La corona de fuego: 35


Capítulo IV - El oso cogido en el lazo editar

Importábale mucho
Enjaular al león y a la pantera
Porque en ardides ducho
Conocía el rencor de fiera a fiera
Astuto gavilán, puesto de escucho.


Al separarse ambos personajes era ya la noche bien entrada, noche diáfana, alumbrada por una tenue claridad fosfórica que reflejara el brillo de las estrellas, sembradas como inflamados diamantes en un cielo azul zafiro.

Allá lejos, sobre las copas de los árboles, brillaba también en el espacio, como una aureola de nebulosa púrpura, el destello de un fuego que parecía corresponder a la alquería de Briones, y que, envuelto en torbellinos de humo, parecía marcar el vacío como un devorante incendio.

Aquel fulgor era producido por las hogueras de los soldados de la alquería, que vivaqueaban en la plataforma y en los patios, porque el frío húmedo de la noche era intolerable de todo punto.

Mientras tanto Lucifer regresaba a la alquería, perdida la mente en un caos de contradicciones.

El rey, por su parte, acompañado de tres de sus monteros, dirigíase hacia la selva de Monte Sorayo, en la cual incorporóse además con el resto del tercio que marchaba contra la alquería, y cuyo propósito desbarató la voluntad de aquél, conjurando así un compromiso grave.

El frío era intenso, avivado luego por un viento glacial que les obligó a apresurar el paso, haciendo crujir sus armaduras milanesas, cuyo peso no parecía embarazar sus movimientos.
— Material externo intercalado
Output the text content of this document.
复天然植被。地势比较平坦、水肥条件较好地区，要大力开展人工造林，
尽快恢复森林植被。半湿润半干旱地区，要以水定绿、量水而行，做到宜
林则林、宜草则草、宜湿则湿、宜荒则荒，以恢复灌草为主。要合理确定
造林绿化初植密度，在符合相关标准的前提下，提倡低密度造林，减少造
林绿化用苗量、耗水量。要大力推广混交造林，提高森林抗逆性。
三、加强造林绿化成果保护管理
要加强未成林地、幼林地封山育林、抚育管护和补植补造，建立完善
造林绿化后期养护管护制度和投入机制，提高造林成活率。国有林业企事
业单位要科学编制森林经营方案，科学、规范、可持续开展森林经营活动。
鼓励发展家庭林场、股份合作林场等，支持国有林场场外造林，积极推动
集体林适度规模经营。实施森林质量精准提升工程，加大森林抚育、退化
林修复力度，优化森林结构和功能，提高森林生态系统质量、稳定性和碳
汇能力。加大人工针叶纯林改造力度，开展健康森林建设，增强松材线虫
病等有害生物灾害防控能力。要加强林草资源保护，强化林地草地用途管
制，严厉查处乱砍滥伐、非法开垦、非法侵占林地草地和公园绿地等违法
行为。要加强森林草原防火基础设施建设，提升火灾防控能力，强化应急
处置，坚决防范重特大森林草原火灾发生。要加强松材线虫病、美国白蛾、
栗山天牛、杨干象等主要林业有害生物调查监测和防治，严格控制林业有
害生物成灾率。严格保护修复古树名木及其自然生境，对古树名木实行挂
Emboscáronse en la selva, que ya conoce el lector, y llegaron al bosque de olivos, de que también hicimos mérito, precisamente junto a las ruinas donde apareció la vieja Palomina al tiempo de penetrar con Lucifer en la gruta árabe.

La luna parecía brotar pálida y nacarada de aquellas ruinas, imprimiéndolas un tinte fantástico de melancolía.

Al dirigirse allí en aquella hora intempestiva, Alfonso obedecía a un intento premeditado y que se guardara muy bien de revelar, ni aun al cuadrillero mismo: tanta importancia debía darle.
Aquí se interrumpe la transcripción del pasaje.